Another thread on various blogs is how the Apple iPhone SDK will potentially limit enterprise apps. Since you basically have to digitally sign your applications and have to use iTunes to distribute it, there’s a huge hole for the applications that are enterprise related but contain features not meant to be public, such as access to proprietary or private APIs and/or services. Do you have to use iTunes for those applications, or can you distribute them privately? If it’s the later, do you really need to digitally sign those applications? Some big questions here.

There’s a point I want to bring up that most people seem to be over looking. In a world where open source has become (or is in the process of becoming) one of the most dominant software distribution models (MySQL, Drupal, WordPress, Android, etc), the reliance of the iTunes store and the requirement to digitally sign your applications (using a certificate provided by iTunes for a price) effectively translates into the software equivalent of DRM, and ultimately may lead to the same type of restrictions on software that Apple now enjoys thanks to Fairplay on music. And while most people only have one iPhone or one iPod touch today, it doesn’t take much imagination to envision changes to Apple TV or other Apple products which may ultimately require you to purchase a separate version of each application for every device you want to use it on.

In software, it is generally considered a privacy violation to have your application “call home” periodically and report its status (in fact, many software projects have gone under for being flagged as Spyware for doing that very action without properly informing the user). Some applications bury information about this behavior in the fine print of the privacy policy (that thing everyone says yes to when they install stuff) or the terms of service, while others disguise it as a “check for updates” option, both of which give the developer of the application the means to see which users are using their software and also information (even in terms of their location based on IP address) about their users. In term of the latter, most applications allow you to disable checking for updates for privacy reasons. Now that the software distribution and upgrade process will be integral to iTunes, and iTunes is already required to synchronize these devices, there’s the potential to have the system automatically expose information on an application level that most users would typically have the ability to disable with normal standalone applications.

That’s not to say I don’t realize there are pluses to having an application with mass appeal on iTunes so that everyone can download it and purchase it virally, but I’m starting to get a little worried about the closed world Apple is carving for itself. At what point do they become a huge monopoly like Microsoft was in the 90s, where the only consumer friendly option is to attempt to break them apart?

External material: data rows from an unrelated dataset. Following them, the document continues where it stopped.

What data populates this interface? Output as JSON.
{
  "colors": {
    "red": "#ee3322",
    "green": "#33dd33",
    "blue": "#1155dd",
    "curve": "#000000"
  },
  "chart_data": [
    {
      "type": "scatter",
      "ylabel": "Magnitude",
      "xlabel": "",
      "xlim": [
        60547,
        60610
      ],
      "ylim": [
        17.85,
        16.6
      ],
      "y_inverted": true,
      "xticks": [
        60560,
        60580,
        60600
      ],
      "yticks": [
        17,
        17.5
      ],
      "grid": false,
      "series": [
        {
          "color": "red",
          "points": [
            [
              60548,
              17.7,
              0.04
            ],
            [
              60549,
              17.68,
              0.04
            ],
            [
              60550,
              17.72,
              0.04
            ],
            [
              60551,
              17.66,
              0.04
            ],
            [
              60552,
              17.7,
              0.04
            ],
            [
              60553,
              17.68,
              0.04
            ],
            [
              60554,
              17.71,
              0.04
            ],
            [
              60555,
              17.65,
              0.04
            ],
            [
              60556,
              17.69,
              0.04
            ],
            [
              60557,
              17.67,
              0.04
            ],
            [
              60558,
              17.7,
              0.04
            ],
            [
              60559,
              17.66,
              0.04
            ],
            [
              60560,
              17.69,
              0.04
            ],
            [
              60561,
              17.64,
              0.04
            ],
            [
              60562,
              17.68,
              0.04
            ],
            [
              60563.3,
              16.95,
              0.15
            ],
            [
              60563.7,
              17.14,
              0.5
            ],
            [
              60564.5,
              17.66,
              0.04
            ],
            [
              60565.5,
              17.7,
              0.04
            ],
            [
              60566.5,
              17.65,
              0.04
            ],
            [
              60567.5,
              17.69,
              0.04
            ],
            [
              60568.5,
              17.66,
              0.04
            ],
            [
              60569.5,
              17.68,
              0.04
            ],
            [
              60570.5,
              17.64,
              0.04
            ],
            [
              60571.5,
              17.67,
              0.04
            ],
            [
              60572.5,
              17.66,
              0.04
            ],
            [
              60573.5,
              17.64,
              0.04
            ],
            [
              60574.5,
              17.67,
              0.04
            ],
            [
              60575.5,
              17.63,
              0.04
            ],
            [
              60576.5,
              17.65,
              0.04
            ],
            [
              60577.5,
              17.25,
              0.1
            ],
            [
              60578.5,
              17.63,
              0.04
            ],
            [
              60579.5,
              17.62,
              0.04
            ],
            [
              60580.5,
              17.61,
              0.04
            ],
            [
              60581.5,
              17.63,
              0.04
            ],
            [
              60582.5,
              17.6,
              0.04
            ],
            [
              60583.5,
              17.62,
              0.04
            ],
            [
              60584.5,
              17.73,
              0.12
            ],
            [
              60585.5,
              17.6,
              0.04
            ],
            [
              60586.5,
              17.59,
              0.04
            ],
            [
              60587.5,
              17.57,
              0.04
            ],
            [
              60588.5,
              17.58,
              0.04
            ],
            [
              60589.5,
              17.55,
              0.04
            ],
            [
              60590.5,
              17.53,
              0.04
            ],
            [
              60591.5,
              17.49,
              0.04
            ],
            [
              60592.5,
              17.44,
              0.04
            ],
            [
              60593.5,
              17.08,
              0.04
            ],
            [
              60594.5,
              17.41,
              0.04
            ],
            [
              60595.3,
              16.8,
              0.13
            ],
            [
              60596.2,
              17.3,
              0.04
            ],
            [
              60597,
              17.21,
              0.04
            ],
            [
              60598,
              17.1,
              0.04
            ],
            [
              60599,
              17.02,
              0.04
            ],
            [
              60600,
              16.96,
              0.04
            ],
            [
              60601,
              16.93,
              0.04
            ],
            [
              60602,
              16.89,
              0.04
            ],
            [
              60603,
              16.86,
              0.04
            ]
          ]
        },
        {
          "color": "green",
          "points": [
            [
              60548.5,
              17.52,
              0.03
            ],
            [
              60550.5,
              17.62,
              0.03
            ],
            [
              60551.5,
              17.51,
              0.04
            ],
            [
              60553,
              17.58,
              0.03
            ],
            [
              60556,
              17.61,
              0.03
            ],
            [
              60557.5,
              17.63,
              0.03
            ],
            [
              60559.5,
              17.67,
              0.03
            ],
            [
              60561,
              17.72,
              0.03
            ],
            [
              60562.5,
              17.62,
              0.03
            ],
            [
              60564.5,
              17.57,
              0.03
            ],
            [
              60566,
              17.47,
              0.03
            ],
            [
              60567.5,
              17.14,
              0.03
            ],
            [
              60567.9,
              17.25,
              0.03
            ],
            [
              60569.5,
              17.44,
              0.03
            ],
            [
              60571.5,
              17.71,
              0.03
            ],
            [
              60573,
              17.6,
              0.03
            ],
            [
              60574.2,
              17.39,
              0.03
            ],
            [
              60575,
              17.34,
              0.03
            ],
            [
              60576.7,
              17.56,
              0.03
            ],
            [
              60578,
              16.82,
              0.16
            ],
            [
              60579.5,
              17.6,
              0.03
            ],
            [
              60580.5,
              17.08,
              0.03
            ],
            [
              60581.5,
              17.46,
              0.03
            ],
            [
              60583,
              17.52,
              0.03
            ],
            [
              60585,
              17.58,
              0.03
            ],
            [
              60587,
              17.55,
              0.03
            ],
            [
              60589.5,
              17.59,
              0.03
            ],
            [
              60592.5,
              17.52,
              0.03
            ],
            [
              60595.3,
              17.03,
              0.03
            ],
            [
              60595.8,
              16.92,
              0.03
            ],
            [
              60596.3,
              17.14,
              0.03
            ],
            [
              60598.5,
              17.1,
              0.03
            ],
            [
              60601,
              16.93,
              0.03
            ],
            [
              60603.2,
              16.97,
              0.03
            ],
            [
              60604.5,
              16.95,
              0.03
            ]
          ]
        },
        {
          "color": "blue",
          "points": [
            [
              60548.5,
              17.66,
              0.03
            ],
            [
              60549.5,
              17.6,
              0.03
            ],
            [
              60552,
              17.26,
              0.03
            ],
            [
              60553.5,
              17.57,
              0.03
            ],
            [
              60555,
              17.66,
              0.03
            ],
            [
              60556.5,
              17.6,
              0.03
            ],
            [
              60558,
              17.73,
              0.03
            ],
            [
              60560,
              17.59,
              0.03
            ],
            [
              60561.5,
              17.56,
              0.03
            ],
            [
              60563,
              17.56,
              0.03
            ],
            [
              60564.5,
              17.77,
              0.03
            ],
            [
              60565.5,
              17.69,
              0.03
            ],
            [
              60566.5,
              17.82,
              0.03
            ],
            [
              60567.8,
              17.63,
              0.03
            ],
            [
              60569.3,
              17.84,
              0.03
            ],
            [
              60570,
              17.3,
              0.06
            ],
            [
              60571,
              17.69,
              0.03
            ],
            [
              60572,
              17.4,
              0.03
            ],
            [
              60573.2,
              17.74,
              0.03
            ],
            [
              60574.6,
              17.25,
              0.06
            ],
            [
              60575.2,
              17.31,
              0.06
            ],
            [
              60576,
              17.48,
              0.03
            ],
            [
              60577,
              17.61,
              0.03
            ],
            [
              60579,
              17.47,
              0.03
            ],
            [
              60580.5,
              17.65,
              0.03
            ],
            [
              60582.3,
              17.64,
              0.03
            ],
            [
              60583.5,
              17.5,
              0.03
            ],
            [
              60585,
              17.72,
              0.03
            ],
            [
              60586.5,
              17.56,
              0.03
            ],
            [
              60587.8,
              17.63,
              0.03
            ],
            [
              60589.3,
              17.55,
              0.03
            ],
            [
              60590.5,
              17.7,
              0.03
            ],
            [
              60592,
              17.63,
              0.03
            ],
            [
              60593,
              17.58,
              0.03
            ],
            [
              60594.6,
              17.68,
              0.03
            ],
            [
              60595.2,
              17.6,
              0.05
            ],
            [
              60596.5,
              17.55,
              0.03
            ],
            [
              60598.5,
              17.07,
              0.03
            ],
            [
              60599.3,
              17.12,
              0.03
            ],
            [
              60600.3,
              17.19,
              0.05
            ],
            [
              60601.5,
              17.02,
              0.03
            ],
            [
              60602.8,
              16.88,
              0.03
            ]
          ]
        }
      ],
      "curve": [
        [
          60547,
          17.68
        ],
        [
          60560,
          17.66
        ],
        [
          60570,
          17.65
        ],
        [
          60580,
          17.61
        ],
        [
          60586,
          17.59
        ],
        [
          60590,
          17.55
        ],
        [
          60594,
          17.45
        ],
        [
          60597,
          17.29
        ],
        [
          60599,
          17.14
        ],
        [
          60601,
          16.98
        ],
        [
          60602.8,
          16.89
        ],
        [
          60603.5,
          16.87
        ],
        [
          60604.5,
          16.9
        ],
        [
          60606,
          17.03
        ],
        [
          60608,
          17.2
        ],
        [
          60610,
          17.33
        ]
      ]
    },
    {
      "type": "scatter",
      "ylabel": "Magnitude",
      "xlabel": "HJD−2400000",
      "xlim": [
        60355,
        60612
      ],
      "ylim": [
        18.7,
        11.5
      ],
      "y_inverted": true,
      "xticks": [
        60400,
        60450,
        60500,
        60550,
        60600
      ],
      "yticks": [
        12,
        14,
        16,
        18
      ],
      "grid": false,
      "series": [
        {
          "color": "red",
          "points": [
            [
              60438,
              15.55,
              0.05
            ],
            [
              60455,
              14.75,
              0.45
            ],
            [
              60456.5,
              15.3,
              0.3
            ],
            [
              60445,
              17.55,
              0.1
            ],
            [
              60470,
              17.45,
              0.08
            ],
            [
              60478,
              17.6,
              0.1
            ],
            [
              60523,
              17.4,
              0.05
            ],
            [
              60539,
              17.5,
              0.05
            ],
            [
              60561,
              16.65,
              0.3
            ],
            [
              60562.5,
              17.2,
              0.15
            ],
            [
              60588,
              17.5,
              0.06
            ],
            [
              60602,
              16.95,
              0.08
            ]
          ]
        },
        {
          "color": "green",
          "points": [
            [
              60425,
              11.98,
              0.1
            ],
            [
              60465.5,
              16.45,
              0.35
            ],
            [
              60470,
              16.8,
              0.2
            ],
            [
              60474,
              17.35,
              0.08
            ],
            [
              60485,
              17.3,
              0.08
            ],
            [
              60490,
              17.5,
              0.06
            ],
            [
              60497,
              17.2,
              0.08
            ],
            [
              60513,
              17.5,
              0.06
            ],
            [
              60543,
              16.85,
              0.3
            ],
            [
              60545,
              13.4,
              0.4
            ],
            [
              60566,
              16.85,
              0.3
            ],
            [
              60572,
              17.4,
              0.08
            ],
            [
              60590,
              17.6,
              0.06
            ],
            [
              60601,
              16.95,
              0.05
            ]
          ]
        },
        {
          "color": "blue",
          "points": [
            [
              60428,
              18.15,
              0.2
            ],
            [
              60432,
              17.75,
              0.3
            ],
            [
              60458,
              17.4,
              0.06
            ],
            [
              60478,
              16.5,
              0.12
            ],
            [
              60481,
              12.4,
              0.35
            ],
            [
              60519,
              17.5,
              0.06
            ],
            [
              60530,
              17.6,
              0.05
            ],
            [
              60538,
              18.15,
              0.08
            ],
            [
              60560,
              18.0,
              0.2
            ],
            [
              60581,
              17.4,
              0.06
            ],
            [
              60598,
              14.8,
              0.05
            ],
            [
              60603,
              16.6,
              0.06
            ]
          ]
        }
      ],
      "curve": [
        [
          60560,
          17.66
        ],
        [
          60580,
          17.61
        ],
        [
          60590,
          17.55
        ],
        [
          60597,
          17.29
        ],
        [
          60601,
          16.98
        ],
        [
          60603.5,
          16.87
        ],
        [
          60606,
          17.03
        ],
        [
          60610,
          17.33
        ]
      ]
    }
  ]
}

More evidence that Apple is trying to lock development down and keep others from playing in its sandbox can be found in this information week article:

Turns out, though, that developers are limited in what iPhone functions that can tap for the apps they’re building, according to Adam Houghton’s post on his eponymous blog. Houghton characterizes as a “glaring” omission his discovery that developers can’t access calendar appointments, music and videos from the phone’s iPod app, nor phone and SMS functionality.

While the phone-function and SMS lockdowns are, as Houghton notes, likely due to security, one can’t help but think that the other restrictions are because Apple wants to keep all the really good stuff to itself.

I couldn’t agree more. In terms of the actual SDK itself, I’ve taken a look at it, and except for the Locations API, doesn’t really provide a whole lot extra from the normal Apple desktop frameworks provide (and in fact, has some stuff removed).

So while I think every serious Apple developer needs to take a look at the iPhone SDK, I think Apple is bringing people further inside their closed little world with the iPhone SDK. As a developer and a consumer of Apple products, I am starting to get a bit worried.